Have I made my point? We patients are not customers. There is no need for health care providers to try to make us happy. They don’t even care if they piss us off. We have no leverage with them—that all is in the hands of the insurers and the government (which screws up everything it puts its hands on, including health care—big time!). These health care operations consider their primary payers as their real customers. It’s kind of like bringing your dog to the veterinarian. The dog is incidental to the process of billing, paying, etc. So, the dog sits there, bewildered by what’s going on, while people do things to him and then he gets to leave. He has no idea what they did or why, and nobody feels the need to explain it to him. Best of all, he doesn’t have to pay the bill. He is just a bystander. So, when we go to our doctor’s office, we’re like the dog at the vet. They do with us whatever they want. However, in the dog’s case, he trusts the owner and the vet, and that trust is not misplaced. In our case, we sure as hell don’t trust our insurance company to act in our best interest and, with managed care being the way of health care in this country, we’re trusting our doctors less and less to act as our health care advocates with those insurance companies, and to act in our best interest in general. It’s a damn mess!

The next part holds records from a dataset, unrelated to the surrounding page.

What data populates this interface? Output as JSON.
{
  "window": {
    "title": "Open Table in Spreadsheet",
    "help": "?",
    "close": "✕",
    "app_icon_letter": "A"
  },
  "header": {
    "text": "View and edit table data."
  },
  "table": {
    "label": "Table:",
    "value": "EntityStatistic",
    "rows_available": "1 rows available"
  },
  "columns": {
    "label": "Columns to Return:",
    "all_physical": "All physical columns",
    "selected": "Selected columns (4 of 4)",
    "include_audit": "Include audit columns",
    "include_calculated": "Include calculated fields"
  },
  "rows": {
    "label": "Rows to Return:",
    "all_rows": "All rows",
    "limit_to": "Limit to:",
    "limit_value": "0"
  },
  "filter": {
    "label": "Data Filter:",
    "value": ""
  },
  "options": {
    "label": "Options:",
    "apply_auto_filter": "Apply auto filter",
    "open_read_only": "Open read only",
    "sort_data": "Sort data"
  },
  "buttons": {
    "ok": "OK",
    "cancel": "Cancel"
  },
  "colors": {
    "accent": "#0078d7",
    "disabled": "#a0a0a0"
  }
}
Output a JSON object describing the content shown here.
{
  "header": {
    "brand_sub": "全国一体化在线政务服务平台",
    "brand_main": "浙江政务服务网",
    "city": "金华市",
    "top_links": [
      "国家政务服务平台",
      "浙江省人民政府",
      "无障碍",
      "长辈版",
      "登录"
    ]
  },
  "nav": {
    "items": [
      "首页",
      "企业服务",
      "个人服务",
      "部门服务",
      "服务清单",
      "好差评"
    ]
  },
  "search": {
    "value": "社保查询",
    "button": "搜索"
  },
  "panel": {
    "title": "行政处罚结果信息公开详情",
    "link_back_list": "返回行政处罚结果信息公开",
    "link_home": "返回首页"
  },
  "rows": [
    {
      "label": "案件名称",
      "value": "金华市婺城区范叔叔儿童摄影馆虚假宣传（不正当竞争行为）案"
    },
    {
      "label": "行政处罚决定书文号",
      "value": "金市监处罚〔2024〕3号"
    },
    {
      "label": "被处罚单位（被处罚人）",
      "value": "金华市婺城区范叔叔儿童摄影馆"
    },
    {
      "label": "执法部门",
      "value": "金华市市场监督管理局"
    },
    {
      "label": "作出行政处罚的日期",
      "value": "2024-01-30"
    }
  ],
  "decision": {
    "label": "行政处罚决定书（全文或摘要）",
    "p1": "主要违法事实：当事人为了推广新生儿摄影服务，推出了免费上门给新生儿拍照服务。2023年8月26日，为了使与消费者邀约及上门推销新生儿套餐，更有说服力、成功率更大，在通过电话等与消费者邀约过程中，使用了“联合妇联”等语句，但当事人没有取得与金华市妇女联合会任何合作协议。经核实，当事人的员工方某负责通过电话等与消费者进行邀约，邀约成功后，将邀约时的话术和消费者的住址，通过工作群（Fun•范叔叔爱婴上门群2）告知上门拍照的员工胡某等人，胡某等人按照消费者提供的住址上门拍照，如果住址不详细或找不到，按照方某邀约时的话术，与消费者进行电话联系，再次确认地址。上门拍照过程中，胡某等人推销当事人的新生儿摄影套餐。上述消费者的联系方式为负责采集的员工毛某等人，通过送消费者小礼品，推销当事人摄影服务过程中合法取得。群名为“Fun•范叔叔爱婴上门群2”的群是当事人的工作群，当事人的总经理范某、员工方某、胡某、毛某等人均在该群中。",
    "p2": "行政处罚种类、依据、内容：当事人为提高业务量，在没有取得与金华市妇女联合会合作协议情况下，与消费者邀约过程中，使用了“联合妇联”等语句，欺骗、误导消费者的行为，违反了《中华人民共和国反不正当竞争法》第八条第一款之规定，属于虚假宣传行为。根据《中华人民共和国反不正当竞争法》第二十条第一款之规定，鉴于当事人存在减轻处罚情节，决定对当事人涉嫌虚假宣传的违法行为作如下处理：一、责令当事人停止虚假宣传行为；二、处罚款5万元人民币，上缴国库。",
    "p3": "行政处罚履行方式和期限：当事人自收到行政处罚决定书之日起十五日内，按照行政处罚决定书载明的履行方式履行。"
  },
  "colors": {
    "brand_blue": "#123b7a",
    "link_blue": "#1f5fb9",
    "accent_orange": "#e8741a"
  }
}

The only way to make this mess worse is to hand it over to the government. I’ve observed through close friends how screwed up health care is in Canada and England. Socialization is not the answer.
Going back to a fee-for-service situation is probably out of the question due to the embededness our the current payment system, even if that fee-for-service system worked well for many, many years before the managed care scourge became a reality.
I am very much in favor of boutique practices (also called retainer practices or concierge medicine), which will cost real money out of our own pockets, but it will be worth it to be treated like a customer again. Insurance companies disdain these “rogue doctors” who have temerity to buck the system, while “social engineers” are unhappy that access to boutique physicians would depend on a patient’s ability to pay. We’ll have to get over those obstacles if we’re to straighten out the mess. I, personally, would not mind paying a few hundred dollars a month to have a doctor who would make himself available at any time, and who would spend 45 minutes with me during an office visit insted of the current industry average of seven minutes. Of course, my health insurance company wouldn’t reimburse me for the retainer fee. I can live with that, particularly if I can raise my insurance deductible and handle most of my routine health issues with my boutique doc. It would be like getting back to fee-for-service with a major medical policy for catastrophic illnesses and surgeries.
Don’t you all see the sense in returing to a scenario in which individual patients actually matter to their doctors? How best to get back to that being the norm? Share your ideas, please!